Wednesday, January 28, 2015

Indulgence for the wintry days...

P.S. I have not been washed away in rainy Portland - I have been growing fatter during my Great Indian Vacation, of which I hope to share more in the days to come but meanwhile coming to my perennial sin - gluttony. So I do promise to be more disciplined and less indulgent from February 01, 2015 but for the time being, you have to have to try this out - Chocolate Cup Cake with Cream Cheese Frosting - as sinful as this sounds, the one saving grace is that it is whole wheat!


Tuesday, July 29, 2014

5-Day Happiness Challenge: DAY 5

Last day of the Happiness Challenge...

Here's what makes me happy/feel grateful for:

1. That I was able to complete the challenge - To remember to post everyday and also think of 3 nice things to pen down - it wasn't all that easy! So I pat myself on the back for that :D.

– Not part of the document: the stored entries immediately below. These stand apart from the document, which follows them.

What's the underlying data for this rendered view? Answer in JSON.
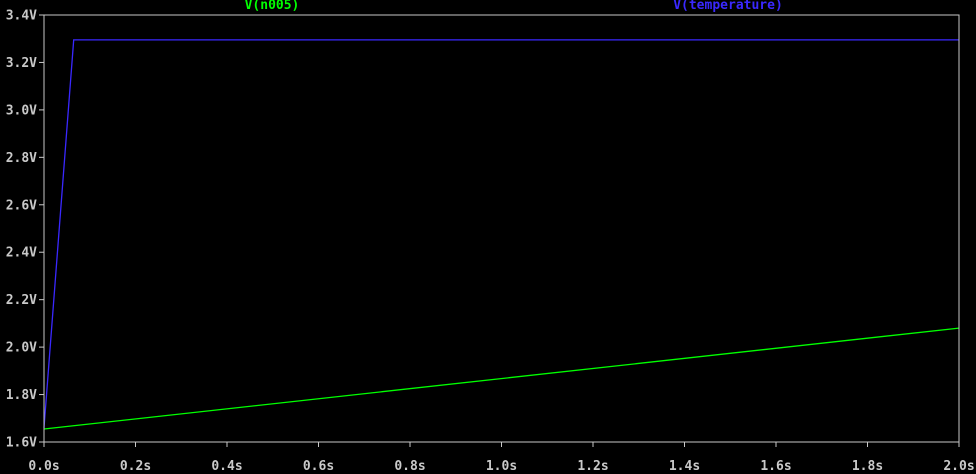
{
  "chart_data": {
    "type": "line",
    "title": "",
    "xlabel": "",
    "ylabel": "",
    "xlim": [
      0.0,
      2.0
    ],
    "ylim": [
      1.6,
      3.4
    ],
    "grid": false,
    "x_ticks": [
      0.0,
      0.2,
      0.4,
      0.6,
      0.8,
      1.0,
      1.2,
      1.4,
      1.6,
      1.8,
      2.0
    ],
    "x_tick_labels": [
      "0.0s",
      "0.2s",
      "0.4s",
      "0.6s",
      "0.8s",
      "1.0s",
      "1.2s",
      "1.4s",
      "1.6s",
      "1.8s",
      "2.0s"
    ],
    "y_ticks": [
      1.6,
      1.8,
      2.0,
      2.2,
      2.4,
      2.6,
      2.8,
      3.0,
      3.2,
      3.4
    ],
    "y_tick_labels": [
      "1.6V",
      "1.8V",
      "2.0V",
      "2.2V",
      "2.4V",
      "2.6V",
      "2.8V",
      "3.0V",
      "3.2V",
      "3.4V"
    ],
    "series": [
      {
        "name": "V(n005)",
        "color": "#00ff00",
        "x": [
          0.0,
          2.0
        ],
        "y": [
          1.655,
          2.08
        ]
      },
      {
        "name": "V(temperature)",
        "color": "#3a28ff",
        "x": [
          0.0,
          0.065,
          2.0
        ],
        "y": [
          1.66,
          3.295,
          3.295
        ]
      }
    ]
  },
  "colors": {
    "background": "#000000",
    "frame": "#c9c9c9",
    "tick_text": "#c9c9c9"
  }
}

2. Medical advancement: I was just scheduling my daughter's routine health checkup and also simultaneously reading an article about how many under-developed countries still do not have primary care access for all - this is so sad. What we take as granted in our lives is a privilege for others.

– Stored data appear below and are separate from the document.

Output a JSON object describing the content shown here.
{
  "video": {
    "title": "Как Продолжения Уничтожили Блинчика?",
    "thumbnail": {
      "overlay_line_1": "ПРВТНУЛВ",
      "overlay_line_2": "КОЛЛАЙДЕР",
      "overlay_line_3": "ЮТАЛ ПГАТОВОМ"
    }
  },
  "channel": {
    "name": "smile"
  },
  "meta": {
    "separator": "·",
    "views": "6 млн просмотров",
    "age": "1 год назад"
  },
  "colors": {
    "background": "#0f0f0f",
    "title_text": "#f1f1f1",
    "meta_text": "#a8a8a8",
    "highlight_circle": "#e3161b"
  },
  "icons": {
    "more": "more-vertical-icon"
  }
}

3. Fire engines and cop cars: And I grateful for not just what services they provide but also because every fire engine and cop car that passes our home, my daughter squeals in delight and is engages for a good 5 minutes giving me time to do random things like check facebook and blog!!!

So there, I have successfully completed the challenge and as part of the rules, I need to tag three people to pass on the challenge to...And they are...

- Aditi at Diary of a Cusp
- Steve at Steveroni's Blog

Onto you guys!

Monday, July 28, 2014

5-Day Happiness Challenge: DAY 4

Fourth day of the happiness challenge, and here we go...

Today I am happy and feel grateful for:

1. Easy and relaxed Monday mornings - I miss working sometimes but surely not on Monday mornings. It is not easy being with an early rising hyperactive toddler but considering I don't have to rush anywhere, we get by the mornings at our own pace - with cuddles and snuggles and chasing each other, while poor Vish jealously looks on as he gets ready for work!

2. Home cooked food: I love food but hate cooking, and after a weekend of excesses and outside food, it feels good to cook a simple meal at home. Imagine, I am saying this - I must be really bored of eating out!

3. Online gift portals: Just sent a rakhi to my brother for rakshabandhan (an Indian festival) - about 3-4 clicks spanning a time frame of 45-60 seconds, and I was done - so easy these days!